The heap is a data structure utilised whenever we create dynamic memory allocations. This means whenever we call a memory allocation function like mmap, VirtualAlloc, calloc (sets to zero) or malloc (both of these call mmap under-the-hood usually), it is grabbing memory from the “heap” of memory. What this means is that the operating system will map segments of the address space to available memory and makes it available to the process. System calls for this can be expensive and it cannot map exactly what you request, only in page sizes. These page sizes will be 4kb as standard but can also be 2MB, 1GB etc depending on the operating system’s support. The heap is used as an intermediate so that we don’t directly map pages ourselves. It is designed to make sure we don’t end up with an entire page of 4096 bytes when we just wanted to allocate 12 bytes. When allocating small blocks of memory, special buffers are used. So if we are calling malloc for something the size of 10 bytes, it will be stored in an area reserved for 10 byte allocations. This is true for most small sized allocations. Unfortunately the heap does have some drawbacks. Dynamic allocations can fail to provide the heap memory you request. When this happens, there is no default error handling which can cause vulnerabilities and unstable programs. Of course, when we allocate memory, if we forget to deallocate it when we are finished, we end up with leaked memory. Unlike the stack, heap-allocated memory does not automatically fall out of scope since its not defined by default how long we want the memory allocation to exist for. Whenever there is a heap-allocation, we must remember to deallocate the memory once we no longer need it.

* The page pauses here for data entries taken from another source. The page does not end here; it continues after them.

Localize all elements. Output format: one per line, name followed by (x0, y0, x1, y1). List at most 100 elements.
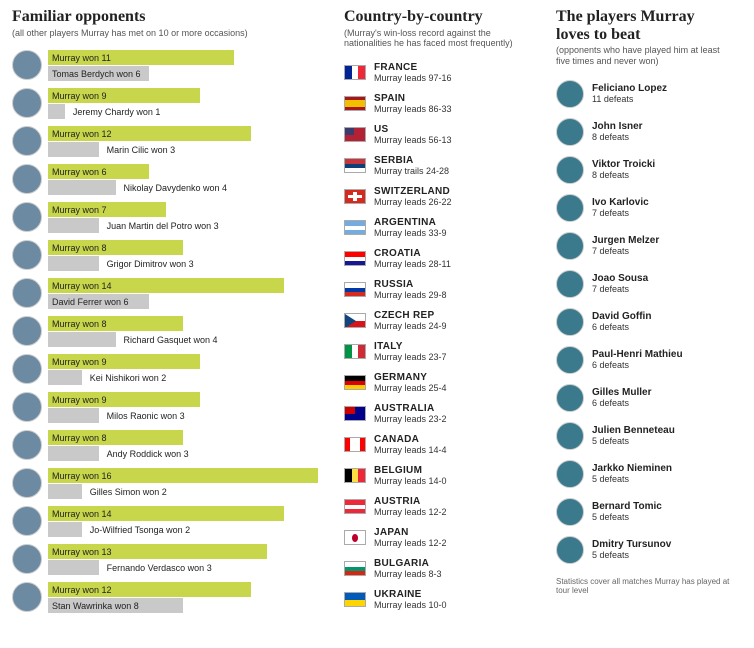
murray-bar: Murray won 9 (48, 354, 107, 369)
beat-title: The players Murray loves to beat (556, 8, 731, 43)
beat-row: Ivo Karlovic7 defeats (556, 189, 731, 227)
murray-bar: Murray won 7 (48, 202, 107, 217)
murray-bar-label: Murray won 8 (48, 433, 107, 443)
opponent-bar-label: Richard Gasquet won 4 (120, 335, 218, 345)
country-record: Murray leads 14-0 (374, 476, 447, 486)
player-name: David Goffin (592, 311, 651, 322)
murray-bar: Murray won 11 (48, 50, 111, 65)
country-record: Murray leads 24-9 (374, 321, 447, 331)
country-record: Murray leads 33-9 (374, 228, 447, 238)
player-name: Paul-Henri Mathieu (592, 349, 683, 360)
opponent-bar-label: Milos Raonic won 3 (103, 411, 185, 421)
flag-icon (344, 468, 366, 483)
opponent-row: Murray won 11Tomas Berdych won 6 (12, 46, 322, 84)
beat-row: Viktor Troicki8 defeats (556, 151, 731, 189)
defeat-count: 7 defeats (592, 208, 649, 218)
opponent-row: Murray won 6Nikolay Davydenko won 4 (12, 160, 322, 198)
opponent-bar-label: Nikolay Davydenko won 4 (120, 183, 228, 193)
country-row: SWITZERLANDMurray leads 26-22 (344, 181, 534, 212)
country-name: CROATIA (374, 248, 451, 259)
defeat-count: 6 defeats (592, 360, 683, 370)
country-name: FRANCE (374, 62, 452, 73)
country-name: RUSSIA (374, 279, 447, 290)
opponent-row: Murray won 13 Fernando Verdasco won 3 (12, 540, 322, 578)
player-name: Feliciano Lopez (592, 83, 667, 94)
opponent-row: Murray won 7Juan Martin del Potro won 3 (12, 198, 322, 236)
country-name: AUSTRALIA (374, 403, 447, 414)
country-record: Murray leads 29-8 (374, 290, 447, 300)
murray-bar: Murray won 9 (48, 392, 107, 407)
beat-row: Bernard Tomic5 defeats (556, 493, 731, 531)
country-name: SPAIN (374, 93, 452, 104)
opponent-row: Murray won 8 Grigor Dimitrov won 3 (12, 236, 322, 274)
country-name: ARGENTINA (374, 217, 447, 228)
country-record: Murray leads 12-2 (374, 538, 447, 548)
country-record: Murray leads 10-0 (374, 600, 447, 610)
opponent-row: Murray won 8Andy Roddick won 3 (12, 426, 322, 464)
murray-bar: Murray won 13 (48, 544, 112, 559)
opponent-bar-label: Jo-Wilfried Tsonga won 2 (86, 525, 190, 535)
beat-row: Joao Sousa7 defeats (556, 265, 731, 303)
player-name: Gilles Muller (592, 387, 651, 398)
murray-bar: Murray won 8 (48, 316, 107, 331)
defeat-count: 8 defeats (592, 132, 643, 142)
country-row: SPAINMurray leads 86-33 (344, 88, 534, 119)
player-avatar (556, 498, 584, 526)
murray-bar-label: Murray won 16 (48, 471, 112, 481)
murray-bar: Murray won 16 (48, 468, 112, 483)
opponent-row: Murray won 9Kei Nishikori won 2 (12, 350, 322, 388)
beat-row: Jarkko Nieminen5 defeats (556, 455, 731, 493)
player-avatar (556, 422, 584, 450)
country-row: AUSTRIAMurray leads 12-2 (344, 491, 534, 522)
country-row: CANADAMurray leads 14-4 (344, 429, 534, 460)
country-row: CZECH REPMurray leads 24-9 (344, 305, 534, 336)
player-avatar (12, 202, 42, 232)
country-row: BELGIUMMurray leads 14-0 (344, 460, 534, 491)
player-avatar (12, 468, 42, 498)
opponent-row: Murray won 14David Ferrer won 6 (12, 274, 322, 312)
opponent-bar: Stan Wawrinka won 8 (48, 598, 139, 613)
flag-icon (344, 406, 366, 421)
flag-icon (344, 158, 366, 173)
opponent-row: Murray won 14 Jo-Wilfried Tsonga won 2 (12, 502, 322, 540)
country-record: Murray leads 23-2 (374, 414, 447, 424)
flag-icon (344, 282, 366, 297)
flag-icon (344, 592, 366, 607)
player-avatar (12, 278, 42, 308)
country-row: UKRAINEMurray leads 10-0 (344, 584, 534, 615)
opponent-bar-label: Fernando Verdasco won 3 (103, 563, 212, 573)
opponent-bar-label: Grigor Dimitrov won 3 (103, 259, 194, 269)
flag-icon (344, 344, 366, 359)
country-row: RUSSIAMurray leads 29-8 (344, 274, 534, 305)
player-avatar (556, 536, 584, 564)
player-avatar (12, 430, 42, 460)
flag-icon (344, 251, 366, 266)
murray-bar: Murray won 12 (48, 126, 112, 141)
player-avatar (556, 270, 584, 298)
beat-row: Julien Benneteau5 defeats (556, 417, 731, 455)
murray-bar: Murray won 14 (48, 506, 112, 521)
murray-bar: Murray won 12 (48, 582, 112, 597)
defeat-count: 7 defeats (592, 284, 648, 294)
player-name: Bernard Tomic (592, 501, 662, 512)
opponent-bar-label: Stan Wawrinka won 8 (48, 601, 139, 611)
player-avatar (556, 80, 584, 108)
country-row: BULGARIAMurray leads 8-3 (344, 553, 534, 584)
flag-icon (344, 65, 366, 80)
murray-bar-label: Murray won 8 (48, 243, 107, 253)
player-avatar (556, 460, 584, 488)
opponent-row: Murray won 9 Milos Raonic won 3 (12, 388, 322, 426)
beat-row: David Goffin6 defeats (556, 303, 731, 341)
player-avatar (556, 346, 584, 374)
beat-row: Paul-Henri Mathieu6 defeats (556, 341, 731, 379)
country-row: USMurray leads 56-13 (344, 119, 534, 150)
defeat-count: 11 defeats (592, 94, 667, 104)
defeat-count: 5 defeats (592, 436, 675, 446)
beat-subtitle: (opponents who have played him at least … (556, 45, 731, 67)
opponent-bar-label: David Ferrer won 6 (48, 297, 129, 307)
opponent-row: Murray won 16Gilles Simon won 2 (12, 464, 322, 502)
country-record: Murray leads 56-13 (374, 135, 452, 145)
country-name: GERMANY (374, 372, 447, 383)
defeat-count: 5 defeats (592, 550, 671, 560)
country-row: CROATIAMurray leads 28-11 (344, 243, 534, 274)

The key thing here is not to think of the stack as a magical fast type of memory and the heap as a slow, big lump of another type of memory. They are fundamentally still exactly the same under the hood, remember that memory is being virtualised and mapped via pages/chunks. But it is useful to understand that the stack is limited, best suited for small data structures and the heap is better suited for larger lists/data structures.

That covers it for the second post in this series. We have covered modern memory systems in this post. Whilst this is just scratching the surface of this subject, hopefully it has given some useful insight in understanding how memory is managed by the the Operating System. With part 1 and part 2 covering the CPU and Memory, we are in a good place for the final blog post to start to bring this all together. See you in the next blog post!